A Bad Week for Business, Thanks to Regulators
This has been a bad week for business, thanks to the Obama administration — and it’s only Wednesday. When President Obama rolls out his job-creation plan next week, we should evaluate his lofty rhetoric in the context of what his administration has actually accomplished.
The week started off on a bad note when the National Labor Relations Board decided all of a sudden that employers should be forced to advertise for unions. Did Congress secretly pass a law mandating the change? Of course not — it just seemed like a good idea for the administration to please union leaders in the run-up to next November.
Today, the Department of Justice announced that it will attempt to block AT&T’s proposed merger with T-Mobile. Markets, responding to a rash of economic news and DOJ action, fell across the board. Not surprisingly, AT&T was the biggest loser, shedding 4.6 percent and dragging the S&P index down with it. To some, the DOJ’s move will resurrect memories of the Clinton administration’s attack on Microsoft a company that still hasn’t fully recovered from its generation-long fight with regulators. Google, like AT&T, is also in the crosshairs of bureaucrats. For companies looking to expand and hire, the DOJ has served notice that success can bring ample demands from the government.

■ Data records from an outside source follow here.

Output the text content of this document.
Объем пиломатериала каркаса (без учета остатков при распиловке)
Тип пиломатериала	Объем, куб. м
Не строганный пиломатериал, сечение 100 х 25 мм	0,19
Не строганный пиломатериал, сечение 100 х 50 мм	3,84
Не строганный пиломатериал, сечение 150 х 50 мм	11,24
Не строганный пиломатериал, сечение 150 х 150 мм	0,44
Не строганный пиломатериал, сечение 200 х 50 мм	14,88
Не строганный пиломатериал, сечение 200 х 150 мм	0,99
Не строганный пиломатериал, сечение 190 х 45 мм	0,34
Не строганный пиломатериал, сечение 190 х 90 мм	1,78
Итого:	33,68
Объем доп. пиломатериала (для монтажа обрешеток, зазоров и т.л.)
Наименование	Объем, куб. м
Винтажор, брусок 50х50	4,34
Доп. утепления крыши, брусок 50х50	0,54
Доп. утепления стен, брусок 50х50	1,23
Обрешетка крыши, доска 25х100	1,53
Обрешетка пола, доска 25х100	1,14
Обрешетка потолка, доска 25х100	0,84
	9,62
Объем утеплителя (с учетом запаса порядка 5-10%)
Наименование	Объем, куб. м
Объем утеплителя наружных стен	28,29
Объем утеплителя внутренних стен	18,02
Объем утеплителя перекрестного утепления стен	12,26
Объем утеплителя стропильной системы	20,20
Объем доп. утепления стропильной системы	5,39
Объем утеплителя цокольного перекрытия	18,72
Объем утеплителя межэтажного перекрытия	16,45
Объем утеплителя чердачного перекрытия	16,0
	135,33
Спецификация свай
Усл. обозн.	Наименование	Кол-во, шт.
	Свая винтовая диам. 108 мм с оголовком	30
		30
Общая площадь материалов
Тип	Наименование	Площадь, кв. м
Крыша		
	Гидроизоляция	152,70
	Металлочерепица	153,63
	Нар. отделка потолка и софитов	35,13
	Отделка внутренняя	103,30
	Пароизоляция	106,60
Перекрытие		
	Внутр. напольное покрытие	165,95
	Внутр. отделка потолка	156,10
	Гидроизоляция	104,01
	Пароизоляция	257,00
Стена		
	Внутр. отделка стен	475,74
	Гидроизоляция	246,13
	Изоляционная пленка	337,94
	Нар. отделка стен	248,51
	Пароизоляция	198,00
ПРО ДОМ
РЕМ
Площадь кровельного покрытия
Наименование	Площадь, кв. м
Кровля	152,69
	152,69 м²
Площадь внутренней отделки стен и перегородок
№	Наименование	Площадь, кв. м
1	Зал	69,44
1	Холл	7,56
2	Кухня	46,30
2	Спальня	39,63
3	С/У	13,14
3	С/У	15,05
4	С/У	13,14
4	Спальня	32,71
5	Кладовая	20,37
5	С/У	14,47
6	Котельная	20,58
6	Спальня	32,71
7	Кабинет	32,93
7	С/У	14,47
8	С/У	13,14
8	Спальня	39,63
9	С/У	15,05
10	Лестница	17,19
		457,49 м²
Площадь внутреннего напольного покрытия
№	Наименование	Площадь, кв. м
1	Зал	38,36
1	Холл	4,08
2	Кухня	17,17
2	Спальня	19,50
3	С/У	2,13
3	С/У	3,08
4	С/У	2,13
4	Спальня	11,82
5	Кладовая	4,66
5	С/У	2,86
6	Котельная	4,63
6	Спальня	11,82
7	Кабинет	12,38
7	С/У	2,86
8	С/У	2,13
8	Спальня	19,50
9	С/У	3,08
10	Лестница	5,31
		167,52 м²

No word on how any jobs will be created by the NLRB’s move or the DOJ’s action to block the proposed merger.
In the end, the president loves to tout his “historic” efforts on regulatory reform and job creation. He’ll even call together a joint session of Congress to speak about economic growth. When he’s not speaking, however, he’s busy blocking mergers, pleasing unions, and imposing at least $109 billion in new regulatory burdens (according to his recent letter to Speaker Boehner). The fact is, when given the choice, the president almost always sides against pro-growth policies.
This week’s measures might please ideological purists within the president’s party, but they won’t create jobs and they won’t translate into the broader economic growth he so desperately needs for his reelection bid.